L’AECG ne fait pas l’unanimité au Canada, mais le gouvernement libéral en fait une priorité, avec ou sans la Grande-Bretagne. Il l’a dit durant le référendum et doit le rappeler aux autorités européennes afin qu’il ne se perde pas dans le tumulte à venir. De son côté, l’UE aurait avantage à réitérer son intérêt. Ce serait un gage de continuité qui rassurerait ses partenaires commerciaux.

Cela ne résout toutefois pas le nouvel aspect de l’équation canadienne : l’accès futur au marché britannique. Avant le vote, le premier ministre Justin Trudeau avait fait comprendre aux Britanniques qu’un copier-coller de l’AECG n’était pas une option au lendemain d’un Brexit. Après tout, les compromis faits pour sceller une entente multilatérale ne peuvent être les mêmes que pour une entente bilatérale.

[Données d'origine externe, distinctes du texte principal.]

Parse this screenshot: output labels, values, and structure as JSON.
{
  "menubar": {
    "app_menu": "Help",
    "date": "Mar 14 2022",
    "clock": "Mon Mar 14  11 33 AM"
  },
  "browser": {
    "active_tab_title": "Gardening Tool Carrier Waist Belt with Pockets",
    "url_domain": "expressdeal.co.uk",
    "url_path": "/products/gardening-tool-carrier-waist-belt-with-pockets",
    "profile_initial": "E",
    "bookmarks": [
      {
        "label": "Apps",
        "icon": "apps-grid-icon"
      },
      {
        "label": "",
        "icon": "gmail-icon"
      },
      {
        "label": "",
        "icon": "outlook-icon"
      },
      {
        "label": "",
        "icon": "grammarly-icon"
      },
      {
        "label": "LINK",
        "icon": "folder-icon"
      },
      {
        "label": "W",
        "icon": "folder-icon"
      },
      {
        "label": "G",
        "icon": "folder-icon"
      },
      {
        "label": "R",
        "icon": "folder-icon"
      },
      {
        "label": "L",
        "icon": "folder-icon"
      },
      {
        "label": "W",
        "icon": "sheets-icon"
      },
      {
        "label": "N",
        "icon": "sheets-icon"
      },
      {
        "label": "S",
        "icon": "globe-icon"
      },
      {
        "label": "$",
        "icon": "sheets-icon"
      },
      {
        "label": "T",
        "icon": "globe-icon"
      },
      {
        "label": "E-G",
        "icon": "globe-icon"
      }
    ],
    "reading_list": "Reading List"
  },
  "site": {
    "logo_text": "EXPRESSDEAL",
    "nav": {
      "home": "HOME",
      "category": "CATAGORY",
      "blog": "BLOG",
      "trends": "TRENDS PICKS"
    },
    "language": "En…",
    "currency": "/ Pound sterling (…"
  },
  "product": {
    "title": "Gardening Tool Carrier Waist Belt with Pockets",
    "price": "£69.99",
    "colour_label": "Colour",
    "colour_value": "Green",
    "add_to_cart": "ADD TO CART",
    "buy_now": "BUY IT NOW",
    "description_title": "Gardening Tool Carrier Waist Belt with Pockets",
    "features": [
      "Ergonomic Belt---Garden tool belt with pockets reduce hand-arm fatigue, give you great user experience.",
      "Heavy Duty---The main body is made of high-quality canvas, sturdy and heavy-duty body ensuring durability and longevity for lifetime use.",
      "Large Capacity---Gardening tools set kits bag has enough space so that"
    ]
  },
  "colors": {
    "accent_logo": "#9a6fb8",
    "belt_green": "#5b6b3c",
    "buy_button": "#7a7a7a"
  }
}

Comme le disait Jean Charest à la CBC à la veille du vote, l’UE est passée de 27 à 28 durant les négociations de l’AECG. « Quiconque devient membre embarque dans le train en marche et quiconque [le] quitte saute d’un train qui continue sa route. »

Le divorce RU-UE n’étant pas immédiat, les règles du jeu resteront inchangées pour l’instant. Ottawa a donc le temps de jauger l’état des lieux. L’incertitude des entreprises, des exportateurs et des investisseurs canadiens est toutefois bien réelle, et le gouvernement doit, plus tôt que tard, indiquer comment le Canada entend s’y prendre pour protéger ses intérêts commerciaux au Royaume-Uni.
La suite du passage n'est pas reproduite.